The decision by the Rajapaksa government to ban all chemical fertilizers in 2021, which was later reversed, harmed the country’s farm economy and resulted in a decline in the key rice production.
What happens with Sri Lanka’s foreign debt?
The government had only $2.31 billion in reserves as of February, but it faces debt repayments totaling about $4 billion in 2022, including a $1 billion international sovereign bond (ISB) due in July. The Asian Development Bank, Japan, and China are among the other main lenders, with ISBs accounting for the highest share of Sri Lanka’s foreign debt at $12.55 billion.
The IMF warned last month in an assessment of the country’s economy that public debt had reached “unsustainable levels” and that foreign exchange reserves were insufficient to cover short-term debt obligations.
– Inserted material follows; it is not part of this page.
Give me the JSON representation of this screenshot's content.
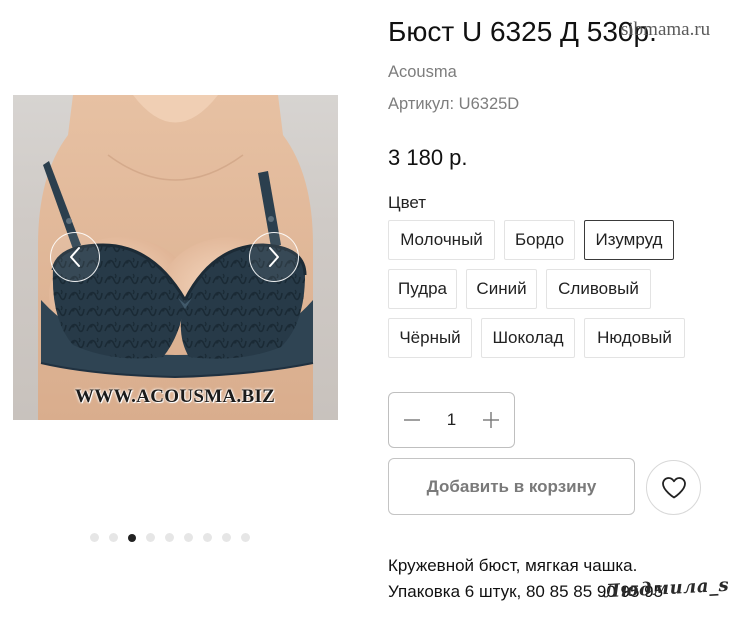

In a note late last month, Citi Research said that the IMF report’s conclusion and the government’s recent measures were insufficient to restore debt sustainability, strongly indicating the need for debt restructuring”.
Who is helping Sri Lanka?
Despite mounting concerns, Rajapaksa’s administration and the Central Bank of Sri Lanka (CBSL) have rebuffed requests from experts and opposition leaders to seek IMF assistance. However, with rising oil prices in the aftermath of Russia’s invasion of Ukraine in late February, the administration devised a strategy to approach the IMF in April.
An IMF official said on Thursday that the IMF will begin talks with Sri Lankan authorities about a prospective loan program in the “coming days.”
Sri Lanka depreciated its currency sharply before going to the IMF, fueling inflation and aggravating the suffering of the populace, many of whom are suffering from hardship and long lines.
In the meantime, Rajapaksa has requested support from China and India, mainly in the form of financial assistance.